Un peu plus à l’ouest, se trouve Jama Masjid, une impressionnante mosquée mélangeant style perse et
indien. Pour y accéder, on emprunte un large escalier aux marches interminables
avant de se déchausser, en restant éberlué devant la monumentale porte de la Victoire,
Buland Darwaza, qui culmine à 54m de
hauteur ! La cour intérieure est aussi énorme que la porte qu’on vient de
passer et on y découvre le tombeau de marbre blanc de Shaikh Salim Chisti qui avait prophétisé à Akbar la naissance d’un
héritier tellement attendu (son fils Jehangir).
Pour cette raison le mausolée est très visité par des femmes désireuses d’avoir
un fils. Encore aujourd’hui en Inde, avoir une fille est toujours considéré
comme une “plaie“ par les familles qui doivent constituer une dote pour réussir
à trouver un mari ! Mais j’y reviendrai…
Une fois à Agra, on s’est rendu directement au fort qui
surplombe la rivière Jamuna qui a
également été construit par l’empereur Akbar en 1565. “Simple“ forteresse au
départ, il devint un palace lorsqu’il fut complété par plusieurs bâtiments
additionnels par Shah Jahan,
petit-fils d’Akbar et constructeur du fameux Taj Mahal.
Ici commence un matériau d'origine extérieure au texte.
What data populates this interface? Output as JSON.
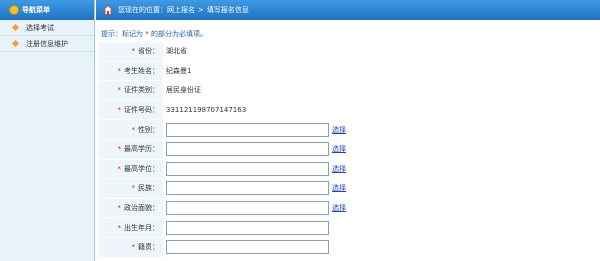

Pour parcourir la forteresse, on s’est laissé convaincre à
l’entrée par Kamal, un jeune guide
francophone à la langue bien pendue mais cependant très sympathique et avec un
humour corrosif surtout au sujet des femmes et des belles-mères… j’ai
adoré ! Il ne s’est pas contenté de nous raconter l’histoire du fort, il
nous a également parlé de sa vie et notamment de son mariage… arrangé, comme le
veut la tradition. Il nous expliqua qu’il n’a pas vu sa femme avant le jour de
la noce (et encore, elle était voilée jusqu’au soir !) et ce sont les
beaux-parents qui sont venus le trouver en lui proposant une substantielle dote
contenant une voiture, un écran plat et des meubles !! Raconté avec humour
et un accent indien, ça peut faire sourire mais en y repensant, ce n’est
finalement pas si marrant. En insistant pour en savoir plus sur cette coutume
ancestrale, Kamal nous avoua que durant toute la première année sa femme
s’enfermait dans sa chambre pour pleurer. En Inde, lorsqu’une fille se marie,
elle quitte son foyer et rejoint celui de son mari qu’il partage souvent avec
ses parents et ses grands-parents. Après le mariage, la jeune épouse ne reverra
que très rarement sa famille et cette séparation est d’autant plus difficile
qu’elle est obligé de s’unir à un inconnu qu’elle
n’aimera avec le temps………. ou pas ! Mais notre Kamal reprend vite son air enjoué et nous confie être
très content d’avoir eu une voiture qu’il n’aurait jamais pu se payer si
jeune !!
La visite du fort terminée et avec le soleil couchant, notre
chauffeur nous a déposé en face du Taj Mahal sur l’autre rive de la rivière
Jamuna. Le spectacle est magnifique et le soleil rougit la façade ouest du
palace.
Après ce crépuscule un peu magique, on a assisté à un autre spectacle qui l’était beaucoup moins et dont nous étions les acteurs : trouver une chambre d’hôtel !! Jusque là, Adèle a toujours booké notre hébergement à l’avance via des sites comme Booking, Agoda, Airbnb, Hostelworld, etc. Mais pour Agra, on a écouté notre chauffeur qui nous déconseillait la guesthouse que nous avions réservé car trop éloignée à son goût du centre (environ 18 km) et dans un quartier qu’il ne connaissait pas. On a donc annulé notre chambre et on s’en est remis à Gulati pour nous trouver un hébergement. Mais c’était sans savoir qu’il y avait un congrès mondial d’ophtalmologistes ayant raflé toutes les chambres de la ville et multiplié les tarifs par 5 pour les rares disponibles !! Et c’est ainsi, un peu claqué après 6h de bagnole et les visites de Fatehpur Sikri et du fort d’Agra, qu’on s’est retrouvé à faire la tournée des hôtels !! Après 1h30 et une quinzaine d’établissements visités, la fatigue et l’agacement commençaient à nous faire monter en température. Les seules chambres disponibles étaient des taudis où il fallait dormir habillé dans des draps tâchés et déchirés. Idem dans la minuscule salle de bain où il était plus prudent de mettre ses tongs sur les carrelages cassés aux joints noircis et à la robinetterie tellement rongée par le calcaire qu’un litre de Viakal n’aurait pas suffit à enlever la croûte verdâtre !! Et tout ça au même prix qu’une nuit dans un haveli à Udaipur…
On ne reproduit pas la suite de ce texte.